By age four, he had a developmental team working with him and was diagnosed with neuro-motor disability and learning disabilities. The doctors agreed this stemmed from injuries at birth. Mitchel was lifeless when he was born and had to be resuscitated. They (the docs) believed part of his brain had been damaged, even though the spinal tap done on my newborn baby came back inconclusive.
Skipping ahead to grade school, Mitchel was in special needs classes and did best when he was with a teacher one on one. If that schedule became disrupted he couldn't function. At the same time, Mitchel's gross motor skills were taking many years to develop. When riding a bike, peddling, or doing anything that required these skills, he became distraught.
Skipping ahead to high school, Mitchel’s paranoia started. He was afraid to enter the school for fear of getting lost and not being able to find his way around. I finally decided to look into an alternative high school for my boy. This was the best decision for him. He still struggled but not nearly as much.

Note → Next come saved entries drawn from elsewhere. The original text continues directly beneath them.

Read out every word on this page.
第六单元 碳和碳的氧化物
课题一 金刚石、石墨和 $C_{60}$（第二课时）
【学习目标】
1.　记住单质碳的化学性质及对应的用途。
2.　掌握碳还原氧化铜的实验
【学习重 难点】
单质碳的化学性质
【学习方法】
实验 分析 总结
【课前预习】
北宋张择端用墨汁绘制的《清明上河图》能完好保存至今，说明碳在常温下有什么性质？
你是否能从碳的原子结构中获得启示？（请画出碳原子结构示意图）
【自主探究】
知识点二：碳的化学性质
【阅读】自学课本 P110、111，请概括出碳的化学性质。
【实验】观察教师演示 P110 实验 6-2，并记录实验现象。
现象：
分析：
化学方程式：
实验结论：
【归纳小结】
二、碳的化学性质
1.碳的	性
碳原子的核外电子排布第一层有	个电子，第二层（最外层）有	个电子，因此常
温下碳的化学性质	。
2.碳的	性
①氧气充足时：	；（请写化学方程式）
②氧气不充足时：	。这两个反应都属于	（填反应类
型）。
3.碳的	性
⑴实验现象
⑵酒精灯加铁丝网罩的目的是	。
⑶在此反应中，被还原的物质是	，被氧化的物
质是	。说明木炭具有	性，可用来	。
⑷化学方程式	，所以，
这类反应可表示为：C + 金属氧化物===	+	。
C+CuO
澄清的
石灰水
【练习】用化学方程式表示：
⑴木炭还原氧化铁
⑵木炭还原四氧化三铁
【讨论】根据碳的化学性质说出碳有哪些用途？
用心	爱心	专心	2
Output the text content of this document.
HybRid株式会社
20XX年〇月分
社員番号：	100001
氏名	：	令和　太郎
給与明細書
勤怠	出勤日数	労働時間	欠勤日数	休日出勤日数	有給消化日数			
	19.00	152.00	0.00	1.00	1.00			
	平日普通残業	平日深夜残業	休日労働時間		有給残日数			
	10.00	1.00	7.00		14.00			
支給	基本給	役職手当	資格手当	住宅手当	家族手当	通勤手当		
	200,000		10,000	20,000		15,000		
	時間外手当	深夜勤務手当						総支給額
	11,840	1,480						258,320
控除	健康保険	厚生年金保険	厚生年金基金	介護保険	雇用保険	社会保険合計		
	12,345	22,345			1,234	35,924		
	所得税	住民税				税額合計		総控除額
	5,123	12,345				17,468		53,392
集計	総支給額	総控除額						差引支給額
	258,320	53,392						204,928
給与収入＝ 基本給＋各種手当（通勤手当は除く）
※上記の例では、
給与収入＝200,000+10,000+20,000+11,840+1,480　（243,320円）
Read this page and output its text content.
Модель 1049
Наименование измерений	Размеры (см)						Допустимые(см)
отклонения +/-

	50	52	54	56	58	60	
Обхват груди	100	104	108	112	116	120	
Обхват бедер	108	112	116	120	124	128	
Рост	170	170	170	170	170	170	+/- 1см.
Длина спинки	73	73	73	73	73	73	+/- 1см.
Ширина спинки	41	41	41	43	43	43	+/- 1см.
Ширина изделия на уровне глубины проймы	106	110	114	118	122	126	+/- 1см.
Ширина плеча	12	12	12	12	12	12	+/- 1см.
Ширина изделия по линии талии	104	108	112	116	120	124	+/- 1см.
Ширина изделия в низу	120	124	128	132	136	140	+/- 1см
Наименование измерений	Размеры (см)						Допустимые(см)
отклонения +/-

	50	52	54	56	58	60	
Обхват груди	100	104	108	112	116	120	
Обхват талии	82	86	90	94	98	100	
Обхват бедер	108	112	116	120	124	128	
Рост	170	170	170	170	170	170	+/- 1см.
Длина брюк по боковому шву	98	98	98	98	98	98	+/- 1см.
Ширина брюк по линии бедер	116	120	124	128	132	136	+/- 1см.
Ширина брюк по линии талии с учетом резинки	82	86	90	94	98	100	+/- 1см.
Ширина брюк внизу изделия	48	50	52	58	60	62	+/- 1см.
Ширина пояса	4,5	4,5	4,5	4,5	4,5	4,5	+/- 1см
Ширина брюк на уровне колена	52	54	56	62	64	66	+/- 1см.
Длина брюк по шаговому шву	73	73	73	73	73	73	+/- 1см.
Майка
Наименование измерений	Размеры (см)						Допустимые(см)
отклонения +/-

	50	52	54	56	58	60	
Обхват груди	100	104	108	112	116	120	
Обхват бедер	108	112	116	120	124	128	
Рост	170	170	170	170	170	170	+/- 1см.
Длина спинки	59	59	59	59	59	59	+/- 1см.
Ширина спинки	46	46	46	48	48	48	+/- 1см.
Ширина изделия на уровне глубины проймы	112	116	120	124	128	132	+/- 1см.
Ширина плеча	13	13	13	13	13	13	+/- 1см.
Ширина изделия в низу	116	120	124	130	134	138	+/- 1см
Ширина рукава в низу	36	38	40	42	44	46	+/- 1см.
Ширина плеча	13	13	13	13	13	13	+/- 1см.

At age 18, Mitchell joined the United States Army and other symptoms began to show — delusions, psychosis, paranoia, anxiety. I lumped it all into the fact that he was getting ready to leave for boot camp. But that wasn't the actual case. Mitchel made it through boot camp and was sent to Kentucky where he turned up missing. AWOL.
Mitchel lived, homeless, in Washington State and Los Angeles — underneath bridges and behind dumpsters. Two years passed before I saw him, again, in person. I didn't recognize him. His hair had grown down his back, he smelled terrible, and he was wearing two different shoes that looked like he'd found them in a trash can.
Moving ahead, we received the diagnosis of paranoid schizophrenia after an extensive psychological evaluation. Puzzle pieces began fitting together. Things started making sense. For me, anyway.
These past ten years have been brutal on all of us. My girls didn’t have their brother to dance with at their weddings or, now, to shoot the shit with in general.
Hospitalization is much better than jail. Mitchel has been an inpatient since 2012 with a brief discharge, last summer, for about three months. We want, more than anything, for him to get better and we know it's possible his symptoms could go away, at least for a short time. We've seen it happen before. The scary part is not knowing where or when the symptoms will return. And we know they will. Eventually.
Another year of not getting to spend a birthday with my baby boy. He's 34. He was 25 when he was admitted to Utah State Hospital. Time and schizophrenia have been cruel to Mitchel John.
Happy birthday, sweet boy. I love you forever.
Note: On November 6, Sherry and her family were able to spend time with Mitchel to celebrate his birthday — one month late.